In late August or September you can transplant to the final garden location—but no more feeding after September, and if they again try to flower, pinch out the flower stem before it develops. There is no special winter care, but a very light mulch of salt hay in December will protect the plant from the freezing and thawing cycle that can lead to rotted crowns in the spring. The final planting location should have a rich but well drained soil with added compost.

Mail order plants should follow the same routine of setting them in a holding area for the first growing season then transplanting into the garden late in the season. Plants purchased at garden centers that are in 2-quart and larger pots can be planted directly into the garden and 1-gallon and larger plants can be allowed to flower, but again, discourage the second late-season flowers the first year. Inspect for mites weekly and keep slugs under control. You should expect two to three years or more from the Pacific Giants and the New Millenniums, while the shorter Magic Fountains may only go for two years.

Delphiniums like a rich but well drained soil, so for us that means our sandy soil with lots of compost. They also tend to be heavy feeders. When 1-gallon and larger plants are installed you can include a time release product like Osmocote at the time of planting. You can also use an organic liquid product with a ratio of 1-2-1 (2-4-2, 3-6-3, etc.) and dilute it so you can make weekly applications from May through September. Staking is critical and the stakes should be installed at planting time and swapped out as the plant gets taller. Tie the center stem using a soft tie and a figure 8 tying method to give support but allow some movement of the stem.
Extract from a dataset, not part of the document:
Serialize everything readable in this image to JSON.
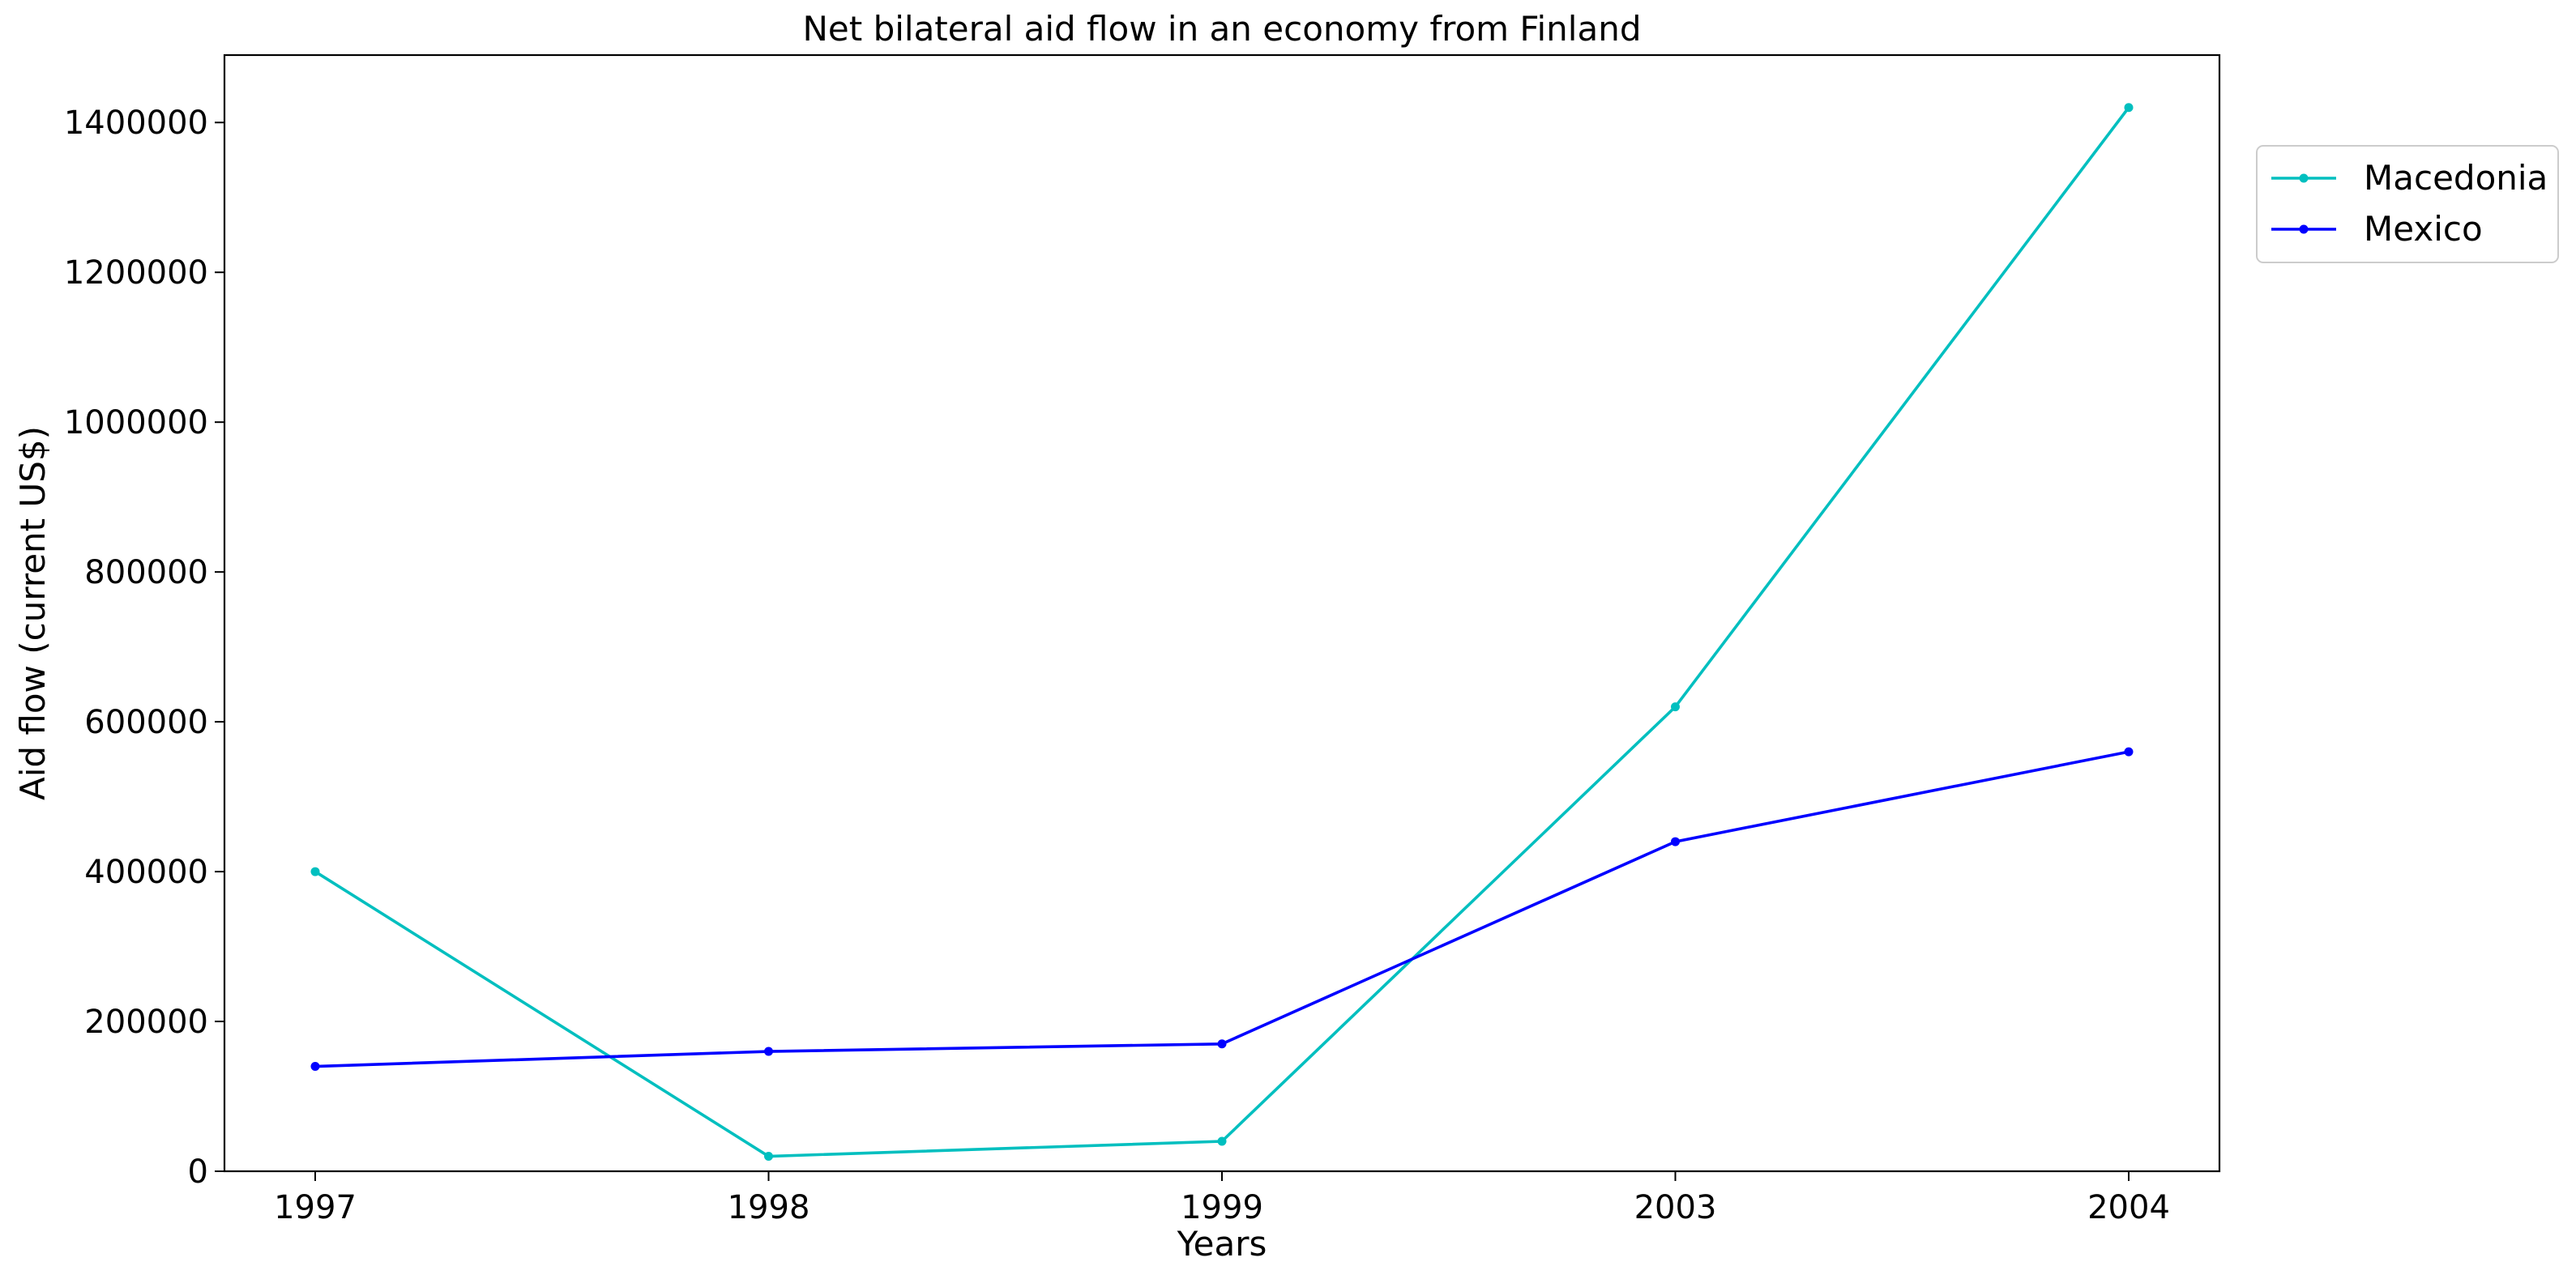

As for sources: You can get Blackmore & Langdon’s seed directly from them at www.blackmore-langdon.com, but the only way you can get B&L plants is through the White Flower Farm online, and their supply is very limited. For the New Millennium delphiniums you can order seed directly from the nursery in New Zealand at www.delphinium.co.nz. But here again you cannot buy plants from them directly (but you can buy their nursery … hint, hint). You can, however, buy the New Millenniums and their other lines through a number of U.S. suppliers, including Bluestone Perennials and gracefulgardens.com. I haven’t dealt with Graceful Gardens (yet), but they offer a full line of Pacific Giants and some of the Dowdeswell’s (New Millenniums) offerings. As they’re up in the Finger Lakes, it might make a nice drive and being that close means less shipping time.

Retail garden centers in the area may also be able to get you some of the New Millenniums, but let them know early what you’re looking for, because they don’t last once they are put out. You may also be lucky enough to find some of the new Dutch delphiniums that are being grown from tissue culture. If you’re very lucky you may find these locally as the named varieties Red Caroline, Princess Caroline and Delft Blue, but these are not the tall elatum types and while hardy they are much smaller.

So, I hope you’re tempted and I hope you’ll try some of these garden aristocrats. If you’re timid, go for the Magic Fountain series, but if you’re a risk taker and a bit more patient, go for the Pacific Giants and New Millenniums. Let me know how you do and of course … keep growing.